Вернулись мы к концу дня, в воскресенье шестого сентября. Вечером ведущий вновь начал цикл. Никто не произнес ни слова, но я был совершенно уверен, что это последняя сессия. Песня ведущего была на этот раз новой. По кругу пошел мешок со свежими бутонами. Впервые я попробовал их свежими. Бутон был мясистый, но жевать его было трудно. Он напоминал твердый зеленый плод, но вкус был более острым и горьким, чем у высушенных бутонов. Лично мне свежий пейот показался бесконечно более живым.
Я сжевал четырнадцать бутонов, старательно их считая. Не успел Я дожевать последний, как послышалось знакомое громыхание, которое отмечало присутствие Мескалито. Все исступленно запели, и я понял, что грохот услышали дон Хуан и все остальные. Мысль, что это было попросту их реакцией на знак, поданный кем-то, чтобы меня обмануть, я отверг. В то же мгновение я почувствовал, как меня поглощает огромная волна мудрости. Предположение, с которым я играл три года, превратилось в уверенность. Три года потребовалось мне для того, чтобы понять или, скорее, убедиться, что, что бы там ни содержалось в кактусе lophophora williamsii, его существование как сущности ничуть от меня не зависит — оно существовало во вне, на свободе. Тогда я зал это.
Я лихорадочно пел до тех пор, пока хватало сил произносить слова. Потом пришло ощущение, что песни находятся внутри моего тела и самопроизвольно его сотрясают. Я должен был выйти и найти Мескалито, иначе взорвусь. Я пошел в сторону пейотного поля, продолжая петь свои песни. Я знал, что они только мои — неоспоримое доказательство моей единственности. Я ощущал каждый свой шаг. Шаги эхом отдавались от земли; это эхо вызывало неописуемую эйфорию оттого, что я человек.

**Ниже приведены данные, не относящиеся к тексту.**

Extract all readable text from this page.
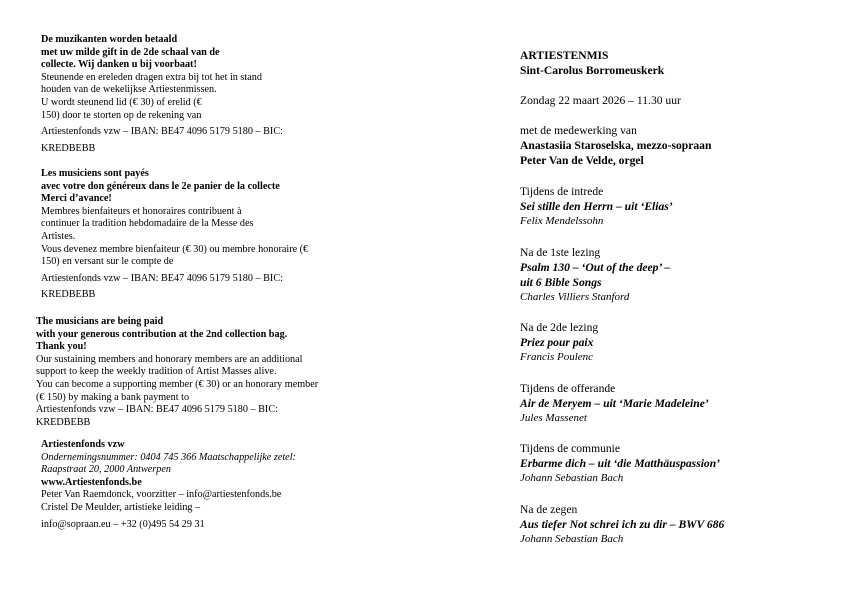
De muzikanten worden betaald
met uw milde gift in de 2de schaal van de
collecte. Wij danken u bij voorbaat!
Steunende en ereleden dragen extra bij tot het in stand
houden van de wekelijkse Artiestenmissen.
U wordt steunend lid (€ 30) of erelid (€
150) door te storten op de rekening van
Artiestenfonds vzw – IBAN: BE47 4096 5179 5180 – BIC:
KREDBEBB
Les musiciens sont payés
avec votre don généreux dans le 2e panier de la collecte
Merci d’avance!
Membres bienfaiteurs et honoraires contribuent à
continuer la tradition hebdomadaire de la Messe des
Artistes.
Vous devenez membre bienfaiteur (€ 30) ou membre honoraire (€
150) en versant sur le compte de
Artiestenfonds vzw – IBAN: BE47 4096 5179 5180 – BIC:
KREDBEBB
The musicians are being paid
with your generous contribution at the 2nd collection bag.
Thank you!
Our sustaining members and honorary members are an additional
support to keep the weekly tradition of Artist Masses alive.
You can become a supporting member (€ 30) or an honorary member
(€ 150) by making a bank payment to
Artiestenfonds vzw – IBAN: BE47 4096 5179 5180 – BIC:
KREDBEBB
Artiestenfonds vzw
Ondernemingsnummer: 0404 745 366 Maatschappelijke zetel:
Raapstraat 20, 2000 Antwerpen
www.Artiestenfonds.be
Peter Van Raemdonck, voorzitter – info@artiestenfonds.be
Cristel De Meulder, artistieke leiding –
info@sopraan.eu – +32 (0)495 54 29 31
ARTIESTENMIS
Sint-Carolus Borromeuskerk
Zondag 22 maart 2026 – 11.30 uur
met de medewerking van
Anastasiia Staroselska, mezzo-sopraan
Peter Van de Velde, orgel
Tijdens de intrede
Sei stille den Herrn – uit ‘Elias’
Felix Mendelssohn
Na de 1ste lezing
Psalm 130 – ‘Out of the deep’ –
uit 6 Bible Songs
Charles Villiers Stanford
Na de 2de lezing
Priez pour paix
Francis Poulenc
Tijdens de offerande
Air de Meryem – uit ‘Marie Madeleine’
Jules Massenet
Tijdens de communie
Erbarme dich – uit ‘die Matthäuspassion’
Johann Sebastian Bach
Na de zegen
Aus tiefer Not schrei ich zu dir – BWV 686
Johann Sebastian Bach
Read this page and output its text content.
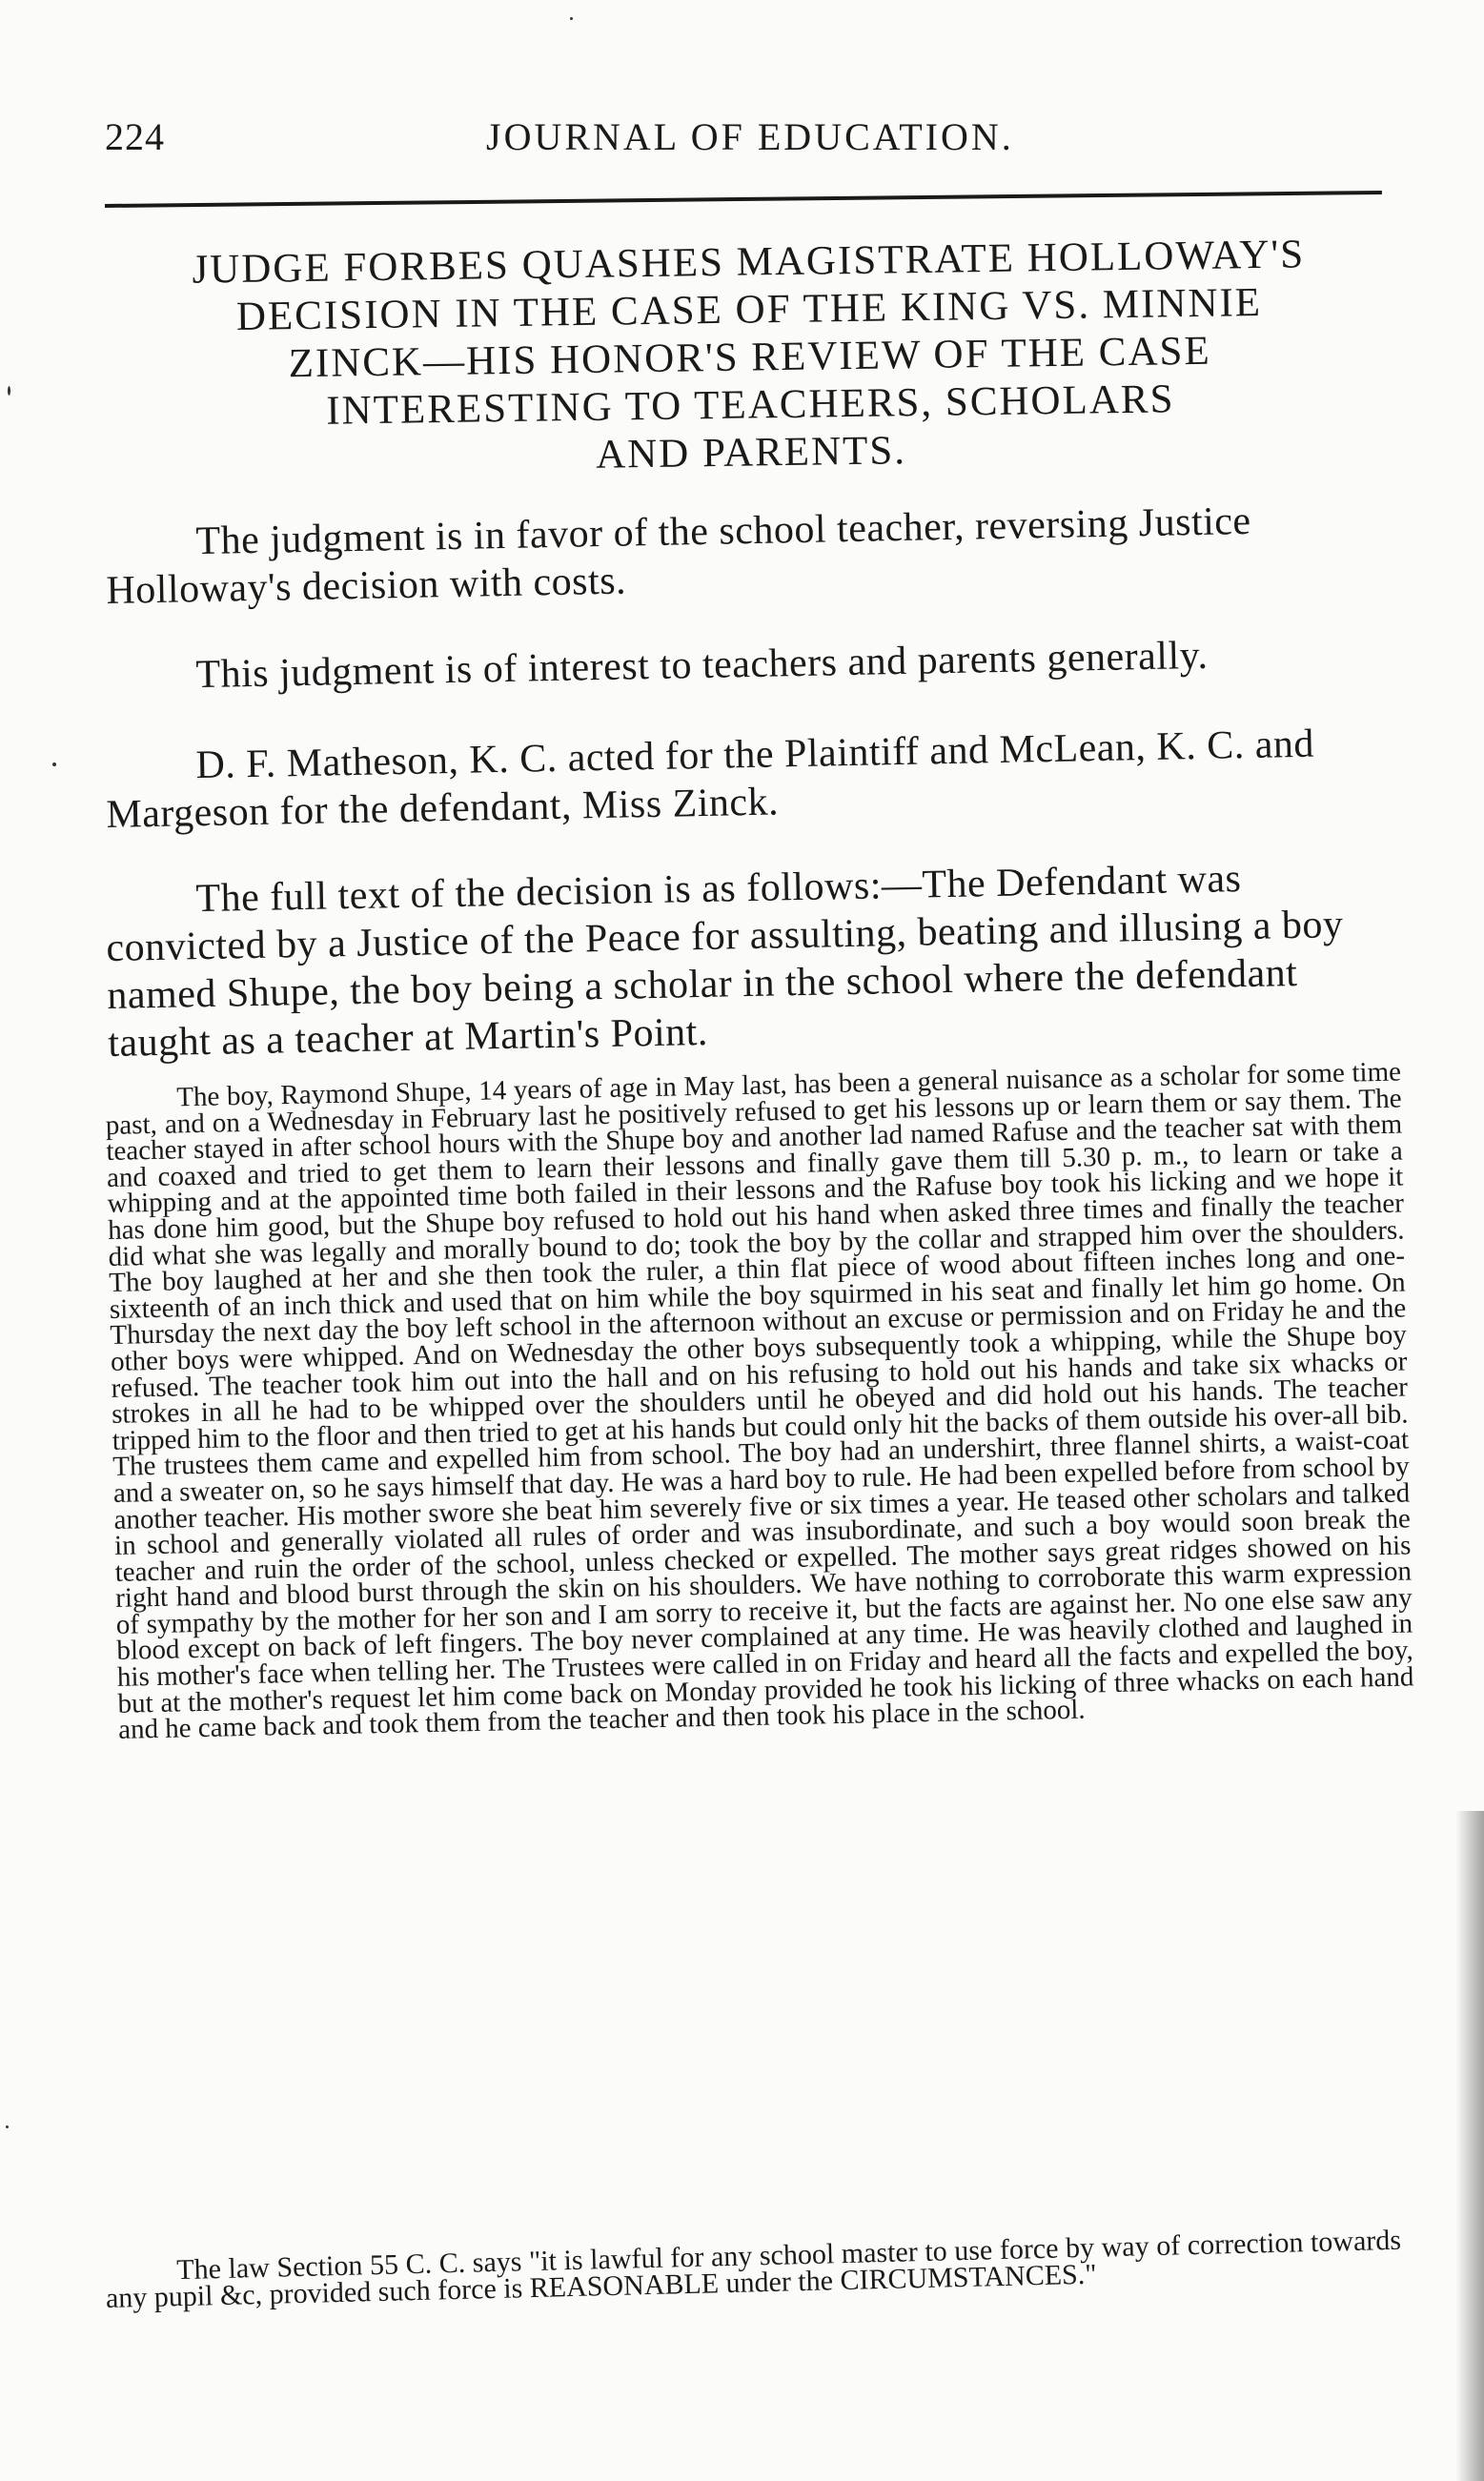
224	JOURNAL OF EDUCATION.
JUDGE FORBES QUASHES MAGISTRATE HOLLOWAY'S
DECISION IN THE CASE OF THE KING VS. MINNIE
ZINCK—HIS HONOR'S REVIEW OF THE CASE
INTERESTING TO TEACHERS, SCHOLARS
AND PARENTS.

The judgment is in favor of the school teacher, reversing Justice Holloway's decision with costs.

This judgment is of interest to teachers and parents generally.

D. F. Matheson, K. C. acted for the Plaintiff and McLean, K. C. and Margeson for the defendant, Miss Zinck.

The full text of the decision is as follows:—The Defendant was convicted by a Justice of the Peace for assulting, beating and illusing a boy named Shupe, the boy being a scholar in the school where the defendant taught as a teacher at Martin's Point.

The boy, Raymond Shupe, 14 years of age in May last, has been a general nuisance as a scholar for some time past, and on a Wednesday in February last he positively refused to get his lessons up or learn them or say them. The teacher stayed in after school hours with the Shupe boy and another lad named Rafuse and the teacher sat with them and coaxed and tried to get them to learn their lessons and finally gave them till 5.30 p. m., to learn or take a whipping and at the appointed time both failed in their lessons and the Rafuse boy took his licking and we hope it has done him good, but the Shupe boy refused to hold out his hand when asked three times and finally the teacher did what she was legally and morally bound to do; took the boy by the collar and strapped him over the shoulders. The boy laughed at her and she then took the ruler, a thin flat piece of wood about fifteen inches long and one-sixteenth of an inch thick and used that on him while the boy squirmed in his seat and finally let him go home. On Thursday the next day the boy left school in the afternoon without an excuse or permission and on Friday he and the other boys were whipped. And on Wednesday the other boys subsequently took a whipping, while the Shupe boy refused. The teacher took him out into the hall and on his refusing to hold out his hands and take six whacks or strokes in all he had to be whipped over the shoulders until he obeyed and did hold out his hands. The teacher tripped him to the floor and then tried to get at his hands but could only hit the backs of them outside his over-all bib. The trustees them came and expelled him from school. The boy had an undershirt, three flannel shirts, a waist-coat and a sweater on, so he says himself that day. He was a hard boy to rule. He had been expelled before from school by another teacher. His mother swore she beat him severely five or six times a year. He teased other scholars and talked in school and generally violated all rules of order and was insubordinate, and such a boy would soon break the teacher and ruin the order of the school, unless checked or expelled. The mother says great ridges showed on his right hand and blood burst through the skin on his shoulders. We have nothing to corroborate this warm expression of sympathy by the mother for her son and I am sorry to receive it, but the facts are against her. No one else saw any blood except on back of left fingers. The boy never complained at any time. He was heavily clothed and laughed in his mother's face when telling her. The Trustees were called in on Friday and heard all the facts and expelled the boy, but at the mother's request let him come back on Monday provided he took his licking of three whacks on each hand and he came back and took them from the teacher and then took his place in the school.

The law Section 55 C. C. says "it is lawful for any school master to use force by way of correction towards any pupil &c, provided such force is REASONABLE under the CIRCUMSTANCES."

От каждого пейотного кактуса на поле исходил голубоватый мерцающий свет. Один кактус светился особенно ярко. Я сел перед ним и начал петь ему свои песни. Тут из растения вышел Мескалито — та же фигура в виде человека, которую я видел раньше. Он взглянул на меня. С большой смелостью (совершенно необычной для человека моего темперамента) я пел ему свои песни. К ним примешивалась уже знакомая мне музыка — звуки флейт или ветра. Как и два года назад, он, казалось, спросил: «Чего ты хочешь»? Я заговорил очень громко. Я сказал — я знаю, что в моей жизни и в моих поступках что-то не так, но не могу обнаружить, чего же именно. Я смиренно просил его сказать мне, что у меня неладно, и еще сказать свое имя, чтобы я мог позвать его, когда буду в нем нуждаться. Он взглянул на меня. Его рот вытянулся, как тромбон, до самого моего уха. И он сказал мне свое имя.
Внезапно я увидел отца. Он стоял посреди пейотного поля, но поле исчезло, и вся сцена переместилась в старый дом, где прошло мое детство. Я стоял с отцом у смоковницы. Я обнял его и стал торопливо говорить ему все, чего никогда не мог ему сказать. Каждая мысль была сжатой и по существу. Было так, словно у нас в самом деле нет времени и нужно сказать все сразу. Я говорил что-то совершенно потрясающее, говорил о чувствах, которые к нему испытывал, — что-то такое, о чем при обычных обстоятельствах никогда бы не посмел заикнуться.
Отец не отвечал. Он просто слушал, а потом исчез. И я снова был один, я плакал от печали и раскаяния.
Я пошел через пейотное поле, выкликая имя, которому меня научил Мескалито. Что-то появилось из странного, похожего на звездный, света на кактусе. Это был длинный светящийся предмет — что-то вроде палки из света, величиной с человека. На мгновение он осветил все поле ярким светом, желтоватым или янтарным; затем озарил все небо, от чего получилось необычайное, чудесное зрелище. Я подумал, что если буду смотреть, то ослепну. Я зажмурился и спрятал лицо в ладонях.
Я безошибочно знал, что Мескалито велит мне съесть еще один бутон. Но как же это сделать, подумал я, у меня ведь нет ножа, чтобы его срезать. «Съешь прямо с земли», — сказал он мне тем же необычным образом. Я лег на живот и стал жевать верхушку растения. Оно подожгло меня. Оно наполнило каждый уголок моего тела теплотой и непосредственностью[18]. Все ожило. Все состояло из сложных и тонких деталей, и в то же время все было таким простым. Я был повсюду; я мог видеть все, что вверху, и все, что внизу, и все вокруг одновременно.